CVE-2026-35673
SSRF Policy Bypass in OpenClaw via Debug and Export Routes
Publication date: 2026-05-29
Last updated on: 2026-05-29
Assigner: VulnCheck
Description
Description
CVSS Scores
EPSS Scores
| Probability: | |
| Percentile: |
Meta Information
Affected Vendors & Products
| Vendor | Product | Version / Range |
|---|---|---|
| openclaw | openclaw | to 2026.4.29 (exc) |
Helpful Resources
Exploitability
| CWE ID | Description |
|---|---|
| CWE-863 | The product performs an authorization check when an actor attempts to access a resource or perform an action, but it does not correctly perform the check. |
Attack-Flow Graph
AI Powered Q&A
Can you explain this vulnerability to me?
CVE-2026-35673 is a Server-Side Request Forgery (SSRF) policy bypass vulnerability found in OpenClaw versions before 2026.4.29. It affects the browser debug and export routes, allowing attackers who have access to these routes to reuse already-open blocked tabs. This reuse enables them to bypass private-network SSRF protections and access or inspect content that should be protected and inaccessible.

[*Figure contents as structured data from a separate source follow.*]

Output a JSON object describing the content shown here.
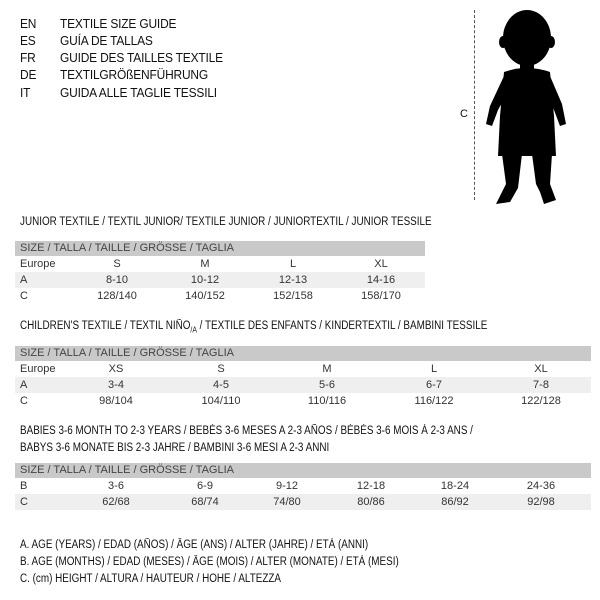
{
  "titles": [
    {
      "code": "EN",
      "text": "TEXTILE SIZE GUIDE"
    },
    {
      "code": "ES",
      "text": "GUÍA DE TALLAS"
    },
    {
      "code": "FR",
      "text": "GUIDE DES TAILLES TEXTILE"
    },
    {
      "code": "DE",
      "text": "TEXTILGRÖßENFÜHRUNG"
    },
    {
      "code": "IT",
      "text": "GUIDA ALLE TAGLIE TESSILI"
    }
  ],
  "figure": {
    "measure_label": "C"
  },
  "junior": {
    "heading": "JUNIOR TEXTILE / TEXTIL JUNIOR/ TEXTILE JUNIOR / JUNIORTEXTIL / JUNIOR TESSILE",
    "header": "SIZE / TALLA / TAILLE / GRÖSSE / TAGLIA",
    "rows": [
      {
        "label": "Europe",
        "values": [
          "S",
          "M",
          "L",
          "XL"
        ]
      },
      {
        "label": "A",
        "values": [
          "8-10",
          "10-12",
          "12-13",
          "14-16"
        ]
      },
      {
        "label": "C",
        "values": [
          "128/140",
          "140/152",
          "152/158",
          "158/170"
        ]
      }
    ]
  },
  "children": {
    "heading_a": "CHILDREN'S TEXTILE / TEXTIL NIÑO",
    "heading_sub": "/A",
    "heading_b": " / TEXTILE DES ENFANTS / KINDERTEXTIL / BAMBINI TESSILE",
    "header": "SIZE / TALLA / TAILLE / GRÖSSE / TAGLIA",
    "rows": [
      {
        "label": "Europe",
        "values": [
          "XS",
          "S",
          "M",
          "L",
          "XL"
        ]
      },
      {
        "label": "A",
        "values": [
          "3-4",
          "4-5",
          "5-6",
          "6-7",
          "7-8"
        ]
      },
      {
        "label": "C",
        "values": [
          "98/104",
          "104/110",
          "110/116",
          "116/122",
          "122/128"
        ]
      }
    ]
  },
  "babies": {
    "heading_1": "BABIES 3-6 MONTH TO 2-3 YEARS / BEBÉS 3-6 MESES A 2-3 AÑOS / BÉBÉS 3-6 MOIS À 2-3 ANS /",
    "heading_2": "BABYS 3-6 MONATE BIS 2-3 JAHRE / BAMBINI 3-6 MESI A 2-3 ANNI",
    "header": "SIZE / TALLA / TAILLE / GRÖSSE / TAGLIA",
    "rows": [
      {
        "label": "B",
        "values": [
          "3-6",
          "6-9",
          "9-12",
          "12-18",
          "18-24",
          "24-36"
        ]
      },
      {
        "label": "C",
        "values": [
          "62/68",
          "68/74",
          "74/80",
          "80/86",
          "86/92",
          "92/98"
        ]
      }
    ]
  },
  "legend": [
    "A. AGE (YEARS) / EDAD (AÑOS) / ÂGE (ANS) / ALTER (JAHRE) / ETÀ (ANNI)",
    "B. AGE (MONTHS) / EDAD (MESES) / ÂGE (MOIS) / ALTER (MONATE) / ETÀ (MESI)",
    "C. (cm) HEIGHT / ALTURA / HAUTEUR / HÖHE / ALTEZZA"
  ]
}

The root cause of this vulnerability is incorrect authorization (CWE-863), which means the system does not properly verify whether the user is allowed to perform certain actions, leading to unauthorized access.
How can this vulnerability impact me? :
This vulnerability can allow attackers with limited access to bypass SSRF protections designed to prevent unauthorized access to private network resources. By exploiting this flaw, attackers could gain unauthorized access to sensitive or protected content that should remain inaccessible, potentially leading to information disclosure or further exploitation within the private network.

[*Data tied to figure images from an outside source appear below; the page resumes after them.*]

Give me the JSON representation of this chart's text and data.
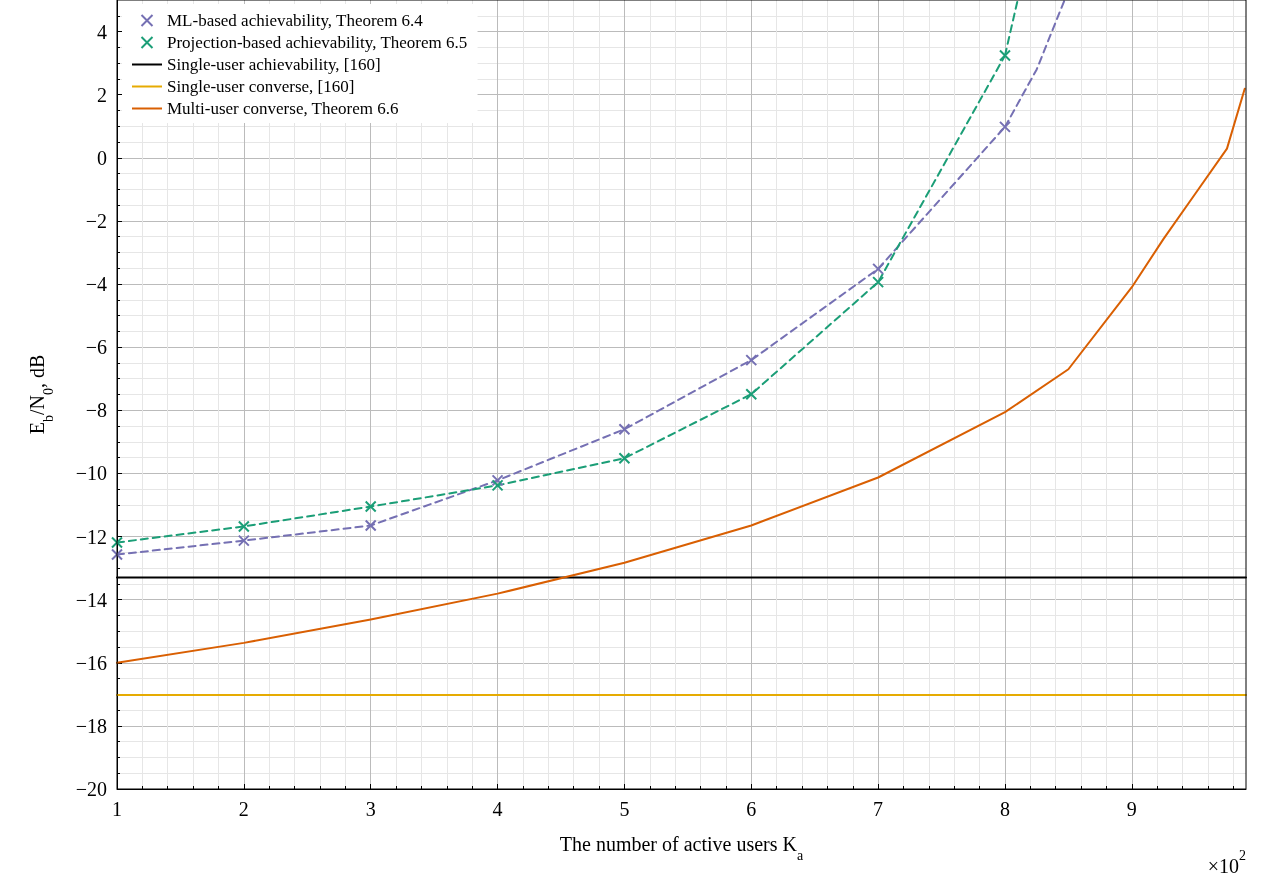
{
  "chart_data": {
    "type": "line",
    "xlabel": "The number of active users K$_{a}$",
    "ylabel": "E$_{b}$/N$_{0}$, dB",
    "xlim": [
      1,
      9.9
    ],
    "xticks": [
      1,
      2,
      3,
      4,
      5,
      6,
      7,
      8,
      9
    ],
    "ylim": [
      -20,
      5
    ],
    "yticks": [
      -20,
      -18,
      -16,
      -14,
      -12,
      -10,
      -8,
      -6,
      -4,
      -2,
      0,
      2,
      4
    ],
    "grid": true,
    "legend": "top left",
    "annotations": [
      "×10$^{2}$"
    ],
    "series": [
      {
        "name": "ML-based achievability, Theorem 6.4",
        "color": "#7570b3",
        "marker": "cross",
        "line_style": "dashed",
        "x": [
          1,
          2,
          3,
          4,
          5,
          6,
          7,
          8
        ],
        "values": [
          -12.57,
          -12.13,
          -11.65,
          -10.22,
          -8.6,
          -6.41,
          -3.52,
          0.98
        ]
      },
      {
        "name": "Projection-based achievability, Theorem 6.5",
        "color": "#1b9e77",
        "marker": "cross",
        "line_style": "dashed",
        "x": [
          1,
          2,
          3,
          4,
          5,
          6,
          7,
          8
        ],
        "values": [
          -12.19,
          -11.68,
          -11.05,
          -10.38,
          -9.52,
          -7.49,
          -3.94,
          3.24
        ]
      },
      {
        "name": "Single-user achievability, [160]",
        "color": "#000000",
        "marker": "none",
        "line_style": "solid",
        "x": [
          1,
          9.9
        ],
        "values": [
          -13.3,
          -13.3
        ]
      },
      {
        "name": "Single-user converse, [160]",
        "color": "#e6ab02",
        "marker": "none",
        "line_style": "solid",
        "x": [
          1,
          9.9
        ],
        "values": [
          -17.02,
          -17.02
        ]
      },
      {
        "name": "Multi-user converse, Theorem 6.6",
        "color": "#d95f02",
        "marker": "none",
        "line_style": "solid",
        "x": [
          1,
          2,
          3,
          4,
          5,
          6,
          7,
          8,
          8.5,
          9,
          9.25,
          9.5,
          9.75,
          9.89
        ],
        "values": [
          -16.0,
          -15.37,
          -14.63,
          -13.81,
          -12.83,
          -11.65,
          -10.13,
          -8.06,
          -6.7,
          -4.1,
          -2.57,
          -1.14,
          0.29,
          2.19
        ]
      },
      {
        "color": "#7570b3",
        "marker": "none",
        "line_style": "dashed",
        "x": [
          8,
          8.25,
          8.47
        ],
        "values": [
          0.98,
          2.8,
          5
        ]
      },
      {
        "color": "#1b9e77",
        "marker": "none",
        "line_style": "dashed",
        "x": [
          8,
          8.1
        ],
        "values": [
          3.24,
          5
        ]
      }
    ]
  }
}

How can this vulnerability be detected on my network or system? Can you suggest some commands?
This vulnerability involves SSRF policy bypass in OpenClaw versions before 2026.4.29 via browser debug and export routes that reuse already-open blocked tabs.
Detection would require monitoring access to these specific browser debug and export routes to identify unauthorized reuse of blocked tabs.
Since the vulnerability is related to incorrect authorization on these routes, commands or tools that inspect HTTP requests to these endpoints and analyze for suspicious reuse of blocked tabs could help detect exploitation attempts.
However, no specific detection commands or scripts are provided in the available resources.
What immediate steps should I take to mitigate this vulnerability?
The primary mitigation step is to upgrade OpenClaw to version 2026.4.29 or later, where this SSRF policy bypass vulnerability has been fixed.
Until the upgrade can be applied, restrict access to the browser debug and export routes to trusted users only, as attackers require access to these routes to exploit the vulnerability.
Additionally, review and tighten authorization controls on these routes to prevent unauthorized reuse of blocked tabs.